Absolument. La faculté des signaux de réputation à améliorer la confiance des parties prenantes externes est importante pour toutes les organisations, même les écoles de commerce. GEM, par exemple, possède trois accréditations différentes émanant de tiers - EQUIS (European Quality Improvement System), AACSB (The Association to Advance Collegiate Schools of Business) et AMBA (The Association of MBAs). Toutefois, c'est la confiance qui influera la perception des signaux de réputation d'une organisation. Par exemple, si des signaux sont utilisés, mais que la responsabilité organisationnelle, la transparence et la communication font défaut, plutôt que de favoriser la confiance, les signaux peuvent en fait susciter de la défiance.

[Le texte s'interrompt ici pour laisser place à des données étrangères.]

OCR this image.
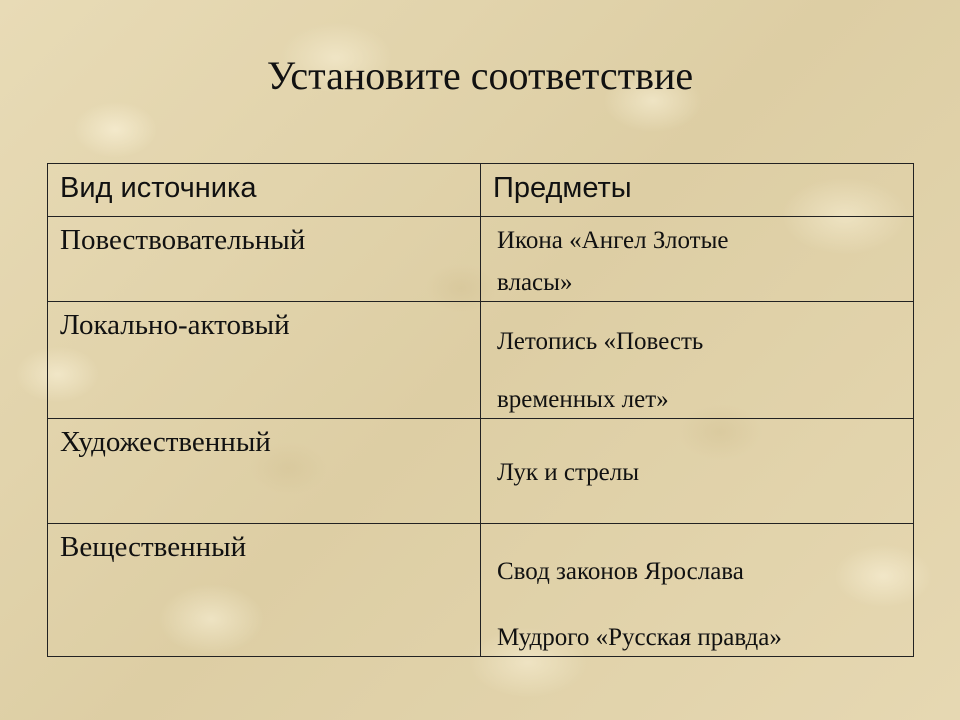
Установите соответствие
Вид источника	Предметы

Повествовательный	Икона «Ангел Злотые
власы»

Локально-актовый	Летопись «Повесть
временных лет»

Художественный	Лук и стрелы

Вещественный	Свод законов Ярослава
Мудрого «Русская правда»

Quel est le lien entre l'importance des signaux de réputation pour les OSBL et votre doctorat sur les dynamiques de sortie entrepreneuriale ?

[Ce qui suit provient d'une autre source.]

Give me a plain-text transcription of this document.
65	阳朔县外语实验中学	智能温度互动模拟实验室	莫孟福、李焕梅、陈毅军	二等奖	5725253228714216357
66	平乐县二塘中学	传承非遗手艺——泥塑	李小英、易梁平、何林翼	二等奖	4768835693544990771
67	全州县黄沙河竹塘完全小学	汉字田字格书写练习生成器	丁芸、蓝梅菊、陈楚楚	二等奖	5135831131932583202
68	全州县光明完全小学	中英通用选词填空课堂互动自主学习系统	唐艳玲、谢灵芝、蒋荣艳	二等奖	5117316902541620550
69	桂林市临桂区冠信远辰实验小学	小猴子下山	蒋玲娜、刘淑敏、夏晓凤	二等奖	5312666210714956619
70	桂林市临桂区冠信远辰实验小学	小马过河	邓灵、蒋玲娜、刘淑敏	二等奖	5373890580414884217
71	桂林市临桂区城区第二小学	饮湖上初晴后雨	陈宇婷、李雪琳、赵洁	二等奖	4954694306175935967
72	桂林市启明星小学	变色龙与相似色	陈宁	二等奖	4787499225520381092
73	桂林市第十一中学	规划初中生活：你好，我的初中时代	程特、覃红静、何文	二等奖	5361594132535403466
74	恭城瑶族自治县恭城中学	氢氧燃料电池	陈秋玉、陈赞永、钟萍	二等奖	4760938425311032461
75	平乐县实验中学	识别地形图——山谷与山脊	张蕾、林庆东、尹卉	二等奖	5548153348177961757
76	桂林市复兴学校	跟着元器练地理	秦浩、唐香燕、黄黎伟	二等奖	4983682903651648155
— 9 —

Le programme de doctorat à Grenoble École de Management est divisé en deux phases : la première phase dure deux ans, et porte sur une formation approfondie en méthodes et théories de recherche, tandis que les trois années suivantes sont consacrées à des travaux de dissertation. Dans le cadre de la première phase, j'ai suivi un cours de Design Expérimental enseigné par Carolina Werle et Olivier Trendel. Ce travail s'appuie sur la mission que j'ai effectuée pour ce cours qui impliquait la conception et la réalisation d'une étude expérimentale. Le potentiel des résultats a été identifié lorsque je les ai partagés avec mon réseau et mes co-auteurs, Annika Becker à la Lucerne School of Business et Yasir Mansoor Kundi à l'IAE Aix-Marseille, m'ont aidé à développer et réitérer l'expérience, puis à publier les résultats.
Comment ce travail influencera-t-il votre recherche sur les dynamiques de sortie entrepreneuriale ?

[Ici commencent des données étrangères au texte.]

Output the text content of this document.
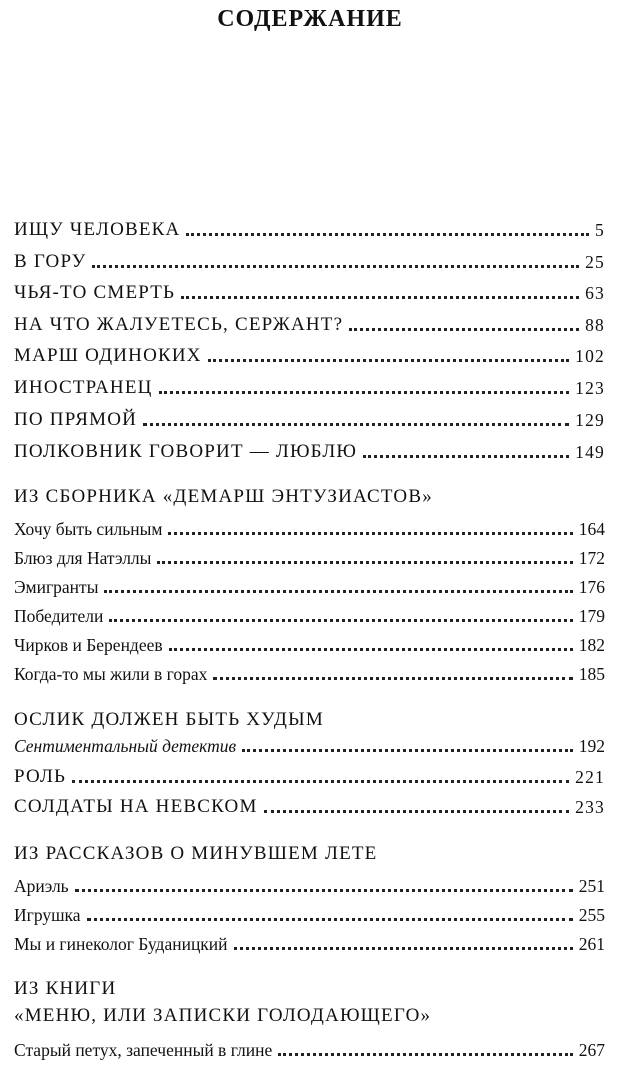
СОДЕРЖАНИЕ
ИЩУ ЧЕЛОВЕКА	5
В ГОРУ	25
ЧЬЯ-ТО СМЕРТЬ	63
НА ЧТО ЖАЛУЕТЕСЬ, СЕРЖАНТ?	88
МАРШ ОДИНОКИХ	102
ИНОСТРАНЕЦ	123
ПО ПРЯМОЙ	129
ПОЛКОВНИК ГОВОРИТ — ЛЮБЛЮ	149
ИЗ СБОРНИКА «ДЕМАРШ ЭНТУЗИАСТОВ»
Хочу быть сильным	164
Блюз для Натэллы	172
Эмигранты	176
Победители	179
Чирков и Берендеев	182
Когда-то мы жили в горах	185
ОСЛИК ДОЛЖЕН БЫТЬ ХУДЫМ
Сентиментальный детектив	192
РОЛЬ	221
СОЛДАТЫ НА НЕВСКОМ	233
ИЗ РАССКАЗОВ О МИНУВШЕМ ЛЕТЕ
Ариэль	251
Игрушка	255
Мы и гинеколог Буданицкий	261
ИЗ КНИГИ
«МЕНЮ, ИЛИ ЗАПИСКИ ГОЛОДАЮЩЕГО»
Старый петух, запеченный в глине	267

Dans le domaine entrepreneurial, et de façon plus générale, une conception expérimentale rigoureuse est fortement encouragée afin de démontrer la causalité des différentes interactions. En ce sens, ce travail a fourni une expérience inestimable dans la conception et la réalisation d'une étude expérimentale. Par exemple, un défi fondamental en conception expérimentale consiste à créer avec succès différentes descriptions de profil. Dans la présente étude, les quatre profils ont été créés par l'inclusion ou non d'un signal de réputation formel et/ou informel. Toutefois, la première fois que j'ai lancé l'expérience, le signal de réputation formel, représenté par une certification par un tiers, était trop petit et n'était pas placé suffisamment en évidence et le contrôle de manipulation a donc échoué. Ce fut une précieuse leçon parce que si cette première étape échoue, aucune hypothèse ne peut être prouvée à partir des résultats. J'utilise actuellement la même stratégie de conception expérimentale, mais dans mon domaine de recherche, afin d'étudier comment un signal de réputation, comme un label entrepreneurial durable, influe sur le prestige perçu d'une start-up et influence l'investissement dans la start-up – une démarche qui s'apparente aux dons aux OSBL.
Article: Shahid S., Becker A., Kundi Y. M. Do reputational signals matter for nonprofit organizations? An experimental study, Management Decision, 2021.